Preparación previa a la jornada: Antes de sesiones de casting en el embalse de Buendía, suelo tener cuatro o cinco carretes montados con diferentes configuraciones. Enrollar el sedal manualmente llevaba siempre un cuarto de hora y el resultado era irregular. Con el dispositivo de SAMOLLA, el proceso se reduce a cinco minutos por carrete con una distribución notablemente más uniforme.
Uso en agua salada: Lo sometí a pruebas rigurosas en la costa gallega durante dos fines de semana consecutivos. Tras cada jornada lo enjuagué con agua dulce y lo sequé concienzudamente, tal como indica el fabricante. El mecanismo mantuvo su suavidad y no observó señales de corrosión en los componentes metálicos.
La tensión de enrollado es regulable con la presión de la mano, lo que permite adaptar el resultado al tipo de línea. Los trenzados finos requieren menos presión para evitar que se aplasten los ángulos del perfil, mientras que los monofilamentos más gruesos admiten un apretado mayor sin riesgos de deformación.
Puntos fuertes y aspectos mejorables
Entre los aspectos positivos destaco la ausencia total de elementos electrónicos o baterías, algo que siempre welcome en un accesorio que va a compartir espacio con agua, arena y humedad. El funcionamiento manual elimina cualquier preocupación por filtraciones o contactos defectuosos. El tamaño compacto es otro acierto: cabe en cualquier mochila sin penalizar el peso ni el volumen disponible.
La ergonomía de la manivela es correcta para sesiones de enrollado de diez a quince carretes seguidos. Si se va a usar de forma intensiva con más de veinte unidades, quizás resulte algo cansado en la muñeca, pero para uso normal es más que aceptable.
Como puntos mejorables, echo en falta una guía de alineación más precisa para asegurar que el carrete queda perfectamente centrado antes de iniciar el giro. En alguna ocasión tuve que repetir el proceso porque la línea no arrancaba en la posición correcta del spool. También sería deseable algún sistema de bloqueo para fijar el dispositivo a una superficie plana, ya que en superficies lisas tiende a deslizarse ligeramente durante el enrollado.
Veredicto del experto
Estamos ante un accesorio funcional y bien pensado para pescadores de baitcasting que manejan múltiples carretes o cambian frecuentemente de línea. No es un dispositivo revolucionario, pero resuelve un problema real con eficacia y sin complicaciones. La relación calidad-precio es correcta para lo que ofrece.

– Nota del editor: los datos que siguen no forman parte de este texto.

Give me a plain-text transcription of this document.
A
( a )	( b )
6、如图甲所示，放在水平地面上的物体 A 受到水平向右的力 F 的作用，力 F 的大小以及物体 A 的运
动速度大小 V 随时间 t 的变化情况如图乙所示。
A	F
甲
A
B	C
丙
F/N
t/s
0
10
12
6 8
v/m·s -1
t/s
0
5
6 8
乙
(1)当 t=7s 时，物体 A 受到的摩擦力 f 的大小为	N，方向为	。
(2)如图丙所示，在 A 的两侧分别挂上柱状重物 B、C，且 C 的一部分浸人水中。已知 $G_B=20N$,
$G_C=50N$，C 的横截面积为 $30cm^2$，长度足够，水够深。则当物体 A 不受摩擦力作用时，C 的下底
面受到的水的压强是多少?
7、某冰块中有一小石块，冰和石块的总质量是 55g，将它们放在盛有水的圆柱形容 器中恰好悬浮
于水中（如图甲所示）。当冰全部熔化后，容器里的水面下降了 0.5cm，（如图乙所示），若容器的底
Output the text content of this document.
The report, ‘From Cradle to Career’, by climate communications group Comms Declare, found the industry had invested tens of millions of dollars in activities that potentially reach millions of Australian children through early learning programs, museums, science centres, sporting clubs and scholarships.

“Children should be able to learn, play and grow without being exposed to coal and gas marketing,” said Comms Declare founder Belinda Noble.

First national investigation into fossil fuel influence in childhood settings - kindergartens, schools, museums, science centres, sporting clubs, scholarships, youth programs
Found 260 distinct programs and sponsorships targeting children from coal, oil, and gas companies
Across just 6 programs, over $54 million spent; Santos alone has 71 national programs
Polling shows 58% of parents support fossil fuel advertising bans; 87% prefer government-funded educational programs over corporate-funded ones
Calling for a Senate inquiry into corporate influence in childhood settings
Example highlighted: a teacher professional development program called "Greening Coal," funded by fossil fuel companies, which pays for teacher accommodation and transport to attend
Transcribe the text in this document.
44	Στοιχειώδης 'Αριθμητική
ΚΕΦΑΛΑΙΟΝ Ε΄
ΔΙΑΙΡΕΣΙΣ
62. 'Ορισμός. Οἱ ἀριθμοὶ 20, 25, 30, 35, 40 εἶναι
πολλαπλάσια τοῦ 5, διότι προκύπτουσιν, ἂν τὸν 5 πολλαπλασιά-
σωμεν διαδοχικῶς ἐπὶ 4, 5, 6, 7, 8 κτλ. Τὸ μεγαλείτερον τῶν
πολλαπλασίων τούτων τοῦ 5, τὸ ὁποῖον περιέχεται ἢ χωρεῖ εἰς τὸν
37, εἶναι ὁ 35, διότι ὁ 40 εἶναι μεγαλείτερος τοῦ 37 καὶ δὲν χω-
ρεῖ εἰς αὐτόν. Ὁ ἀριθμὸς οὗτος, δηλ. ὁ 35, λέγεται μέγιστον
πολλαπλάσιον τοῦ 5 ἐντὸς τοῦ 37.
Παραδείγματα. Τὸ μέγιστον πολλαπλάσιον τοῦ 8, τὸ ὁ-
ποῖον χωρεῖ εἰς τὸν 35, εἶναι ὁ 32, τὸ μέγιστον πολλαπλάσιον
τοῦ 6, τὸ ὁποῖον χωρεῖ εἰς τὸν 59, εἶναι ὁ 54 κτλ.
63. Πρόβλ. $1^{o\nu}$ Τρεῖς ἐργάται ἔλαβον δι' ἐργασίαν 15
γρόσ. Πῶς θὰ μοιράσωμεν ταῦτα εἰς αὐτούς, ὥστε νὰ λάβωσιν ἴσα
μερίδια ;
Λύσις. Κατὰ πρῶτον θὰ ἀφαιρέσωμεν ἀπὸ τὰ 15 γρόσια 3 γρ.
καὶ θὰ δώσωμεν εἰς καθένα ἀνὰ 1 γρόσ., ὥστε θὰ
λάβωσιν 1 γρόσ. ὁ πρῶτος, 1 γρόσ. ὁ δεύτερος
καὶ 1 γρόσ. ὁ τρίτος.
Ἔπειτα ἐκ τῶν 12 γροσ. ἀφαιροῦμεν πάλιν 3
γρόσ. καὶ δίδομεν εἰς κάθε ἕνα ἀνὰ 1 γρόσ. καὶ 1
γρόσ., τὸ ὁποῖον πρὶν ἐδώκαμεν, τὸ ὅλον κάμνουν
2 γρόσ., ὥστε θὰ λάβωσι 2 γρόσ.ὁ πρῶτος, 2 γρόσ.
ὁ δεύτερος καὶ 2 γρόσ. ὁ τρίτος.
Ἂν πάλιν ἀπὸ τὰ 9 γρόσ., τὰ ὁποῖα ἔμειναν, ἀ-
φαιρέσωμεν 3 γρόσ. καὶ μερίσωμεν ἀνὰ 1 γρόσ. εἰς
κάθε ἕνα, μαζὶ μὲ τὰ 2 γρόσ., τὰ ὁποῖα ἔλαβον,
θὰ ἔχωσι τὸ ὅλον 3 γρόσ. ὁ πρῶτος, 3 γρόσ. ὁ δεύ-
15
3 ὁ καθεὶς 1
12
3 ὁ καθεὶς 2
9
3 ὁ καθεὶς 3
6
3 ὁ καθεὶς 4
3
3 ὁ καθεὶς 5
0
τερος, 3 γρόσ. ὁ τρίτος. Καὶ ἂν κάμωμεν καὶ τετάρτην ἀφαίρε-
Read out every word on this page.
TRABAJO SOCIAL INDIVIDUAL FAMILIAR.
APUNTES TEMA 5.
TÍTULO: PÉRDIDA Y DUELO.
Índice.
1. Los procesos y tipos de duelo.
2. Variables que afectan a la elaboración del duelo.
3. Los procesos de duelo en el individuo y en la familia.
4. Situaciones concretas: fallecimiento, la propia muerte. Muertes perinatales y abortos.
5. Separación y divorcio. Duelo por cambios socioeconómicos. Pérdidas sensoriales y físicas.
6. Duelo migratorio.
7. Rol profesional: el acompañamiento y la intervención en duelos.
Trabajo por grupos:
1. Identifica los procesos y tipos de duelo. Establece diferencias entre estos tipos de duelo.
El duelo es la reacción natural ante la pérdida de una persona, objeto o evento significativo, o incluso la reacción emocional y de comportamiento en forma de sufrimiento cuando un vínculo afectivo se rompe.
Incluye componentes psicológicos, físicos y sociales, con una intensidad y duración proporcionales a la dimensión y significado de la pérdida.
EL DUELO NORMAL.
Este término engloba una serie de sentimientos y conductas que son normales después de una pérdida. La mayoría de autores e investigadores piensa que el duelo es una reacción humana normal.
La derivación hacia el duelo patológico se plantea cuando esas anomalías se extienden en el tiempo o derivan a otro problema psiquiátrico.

Lo recomiendo sin reservas a quien busque orden y precisión en el transporte y almacenamiento de sus líneas. Para pescadores ocasionales con un único carrete, probablemente sea un gasto innecesario, pero para el resto constituye una inversión pequeña que evitará frustraciones y prolongará la vida útil de los sedales. El mantenimiento es mínimo: limpieza tras uso marino y almacenamiento en lugar seco. Siguiendo estas pautas básicas, durante varias temporadas sin problemas.